Innate versus learned odour processing in the mouse olfactory bulb
The mammalian olfactory system mediates various responses, including aversive behaviours to spoiled foods and fear responses to predator odours. In the olfactory bulb, each glomerulus represents a single species of odorant receptor. Because a single odorant can interact with several different receptor species, the odour information received in the olfactory epithelium is converted to a topographical map of multiple glomeruli activated in distinct areas in the olfactory bulb (Figure 1). To study how the odour map is interpreted in the brain, we generated mutant mice in which olfactory sensory neurons in a specific area of the olfactory epithelium are ablated by targeted expression of the diphtheria toxin gene. Here we show that, in dorsal-zone-depleted mice, the dorsal domain of the olfactory bulb was devoid of glomerular structures, although second-order neurons were present in the vacant areas (Figure 2). The mutant mice lacked innate responses to aversive odorants, even though they were capable of detecting them and could be conditioned for aversion with the remaining glomeruli (Image 1,2,3). These results indicate that, in mice, aversive information is received in the olfactory bulb by separate sets of glomeruli, those dedicated for innate and those for learned responses.
This result was published in the November 22th issue of Nature. Kobayakawa et al., Nature, Volume 450, p503-508 (2007)

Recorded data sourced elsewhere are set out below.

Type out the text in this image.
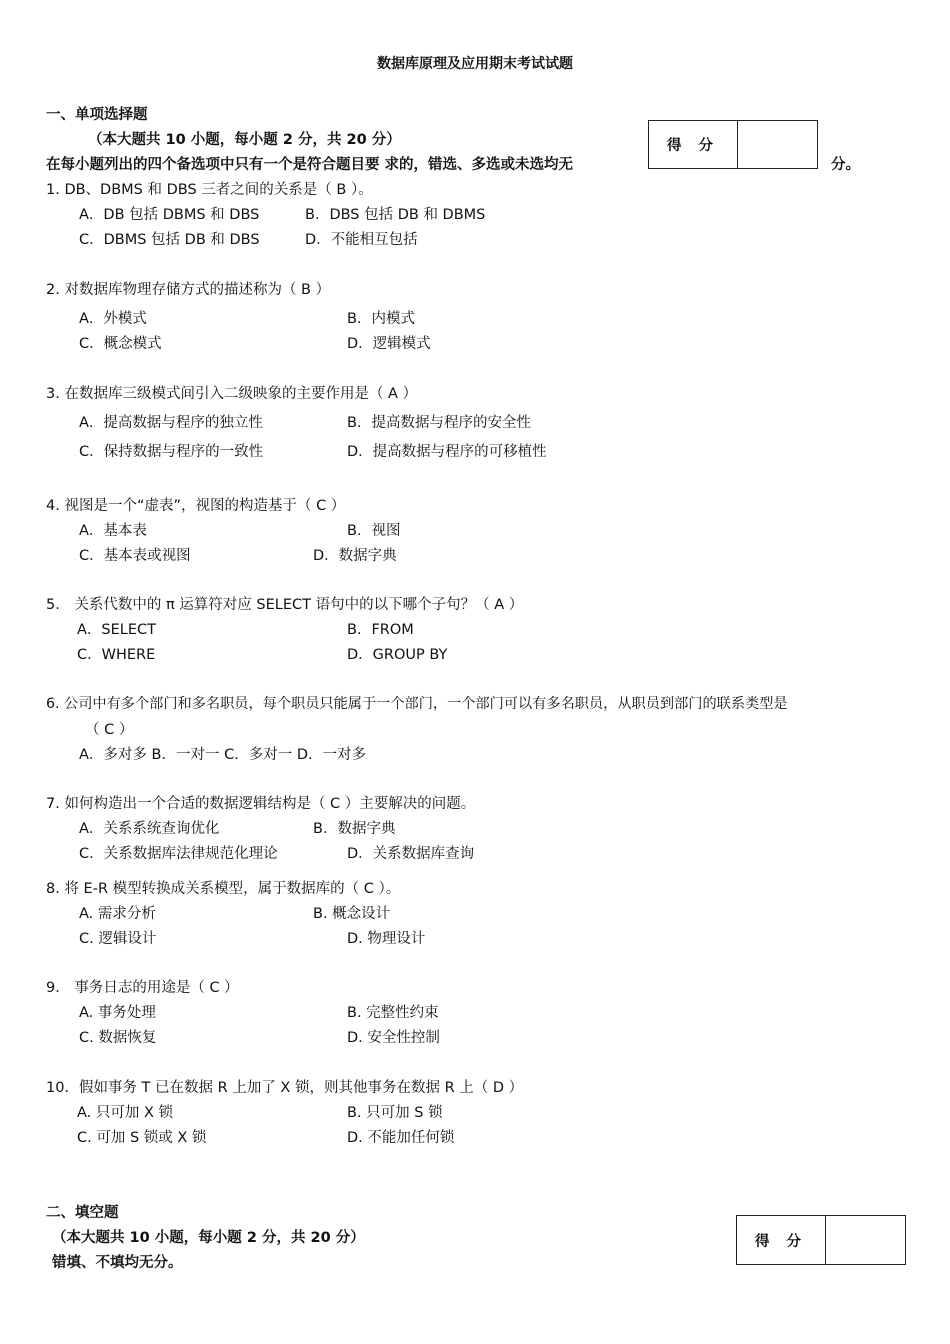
数据库原理及应用期末考试试题
一、单项选择题
（本大题共 10 小题，每小题 2 分，共 20 分）
在每小题列出的四个备选项中只有一个是符合题目要 求的，错选、多选或未选均无	分。
得 分
1. DB、DBMS 和 DBS 三者之间的关系是（ B ）。
A．DB 包括 DBMS 和 DBS	B．DBS 包括 DB 和 DBMS
C．DBMS 包括 DB 和 DBS	D．不能相互包括
2. 对数据库物理存储方式的描述称为（ B ）
A．外模式	B．内模式
C．概念模式	D．逻辑模式
3. 在数据库三级模式间引入二级映象的主要作用是（ A ）
A．提高数据与程序的独立性	B．提高数据与程序的安全性
C．保持数据与程序的一致性	D．提高数据与程序的可移植性
4. 视图是一个“虚表”，视图的构造基于（ C ）
A．基本表	B．视图
C．基本表或视图	D．数据字典
5． 关系代数中的 π 运算符对应 SELECT 语句中的以下哪个子句？（ A ）
A．SELECT	B．FROM
C．WHERE	D．GROUP BY
6. 公司中有多个部门和多名职员，每个职员只能属于一个部门，一个部门可以有多名职员，从职员到部门的联系类型是
（ C ）
A．多对多 B．一对一 C．多对一 D．一对多
7. 如何构造出一个合适的数据逻辑结构是（ C ）主要解决的问题。
A．关系系统查询优化	B．数据字典
C．关系数据库法律规范化理论	D．关系数据库查询
8. 将 E-R 模型转换成关系模型，属于数据库的（ C ）。
A. 需求分析	B. 概念设计
C. 逻辑设计	D. 物理设计
9． 事务日志的用途是（ C ）
A. 事务处理	B. 完整性约束
C. 数据恢复	D. 安全性控制
10．假如事务 T 已在数据 R 上加了 X 锁，则其他事务在数据 R 上（ D ）
A. 只可加 X 锁	B. 只可加 S 锁
C. 可加 S 锁或 X 锁	D. 不能加任何锁
二、填空题
（本大题共 10 小题，每小题 2 分，共 20 分）
错填、不填均无分。
得 分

Figure1: a. The olfactory epithelium is divided into two topographical areas; the dorsal zone (D zone; blue) and the ventral zone (V zone; red). The odorant receptors are categorized phylogenetically into two groups; class I and class II. Both class I and class II odorant receptors function in the D zone, whereas only class II odorant receptors function in the V zone. It is known that the glomeruli of similar nature tend to gather, and make some domain structures on the olfactory bulb. There are dorsal-class I (DI; green) and dorsal-class II (DII; blue) domains on the dorsal part of the olfactory bulb, and there is a ventral (V; red) domain on the ventral part of the olfactory bulb. The olfactory sensory neurons, in which the same kind of odorant receptor functions, fasciculate their axons on the same glomerulus.
b. The left photo shows the mouse, which sniffs and is attracted to food odors. The right photo shows the moue, which sniffs and shows fear response to one component (TMT) of the smell of fox, a natural predator to mice. The figures schematically illustrate the patterns of glomeruli, which are activated by each odorants (odor maps).
Figure2: a. Generation of the dorsal zone-depleted (△D) mouse. We made use of O-MACS promoter, which specifically functions in the dorsal zone of the olfactory epithelium, to activate the Cre recombinase specifically in this area. The Cre recombinase has the nature to delete intervening sequences between two loxP signals (indicated by black triangles). Only when the STOP sequences between two loxP signals are deleted by Cre recombinase, the diphtheria toxin gene is activated in a neuron-specific manner. Therefore, only the olfactory sensory neurons in the dorsal zone of the olfactory epithelium are selectively removed from the nasal cavity.
b. Generation of the class II-depleted (△II) mouse. We made use of MOR23 promoter, which functions specifically in the class II olfactory sensory neurons, to activate the Cre recombinase specifically in this type of neurons. Only class II olfactory sensory neurons, in which the diphtheria toxi gene is activated, are selectively removed from the nasal cavity.
Image1: Trimethylthiazoline (TMT) is secreted from anal gland of fox. Wild type mice show avoidance responses to TMT. However the mutant mice did not demonstrate any avoidance responses to TMT.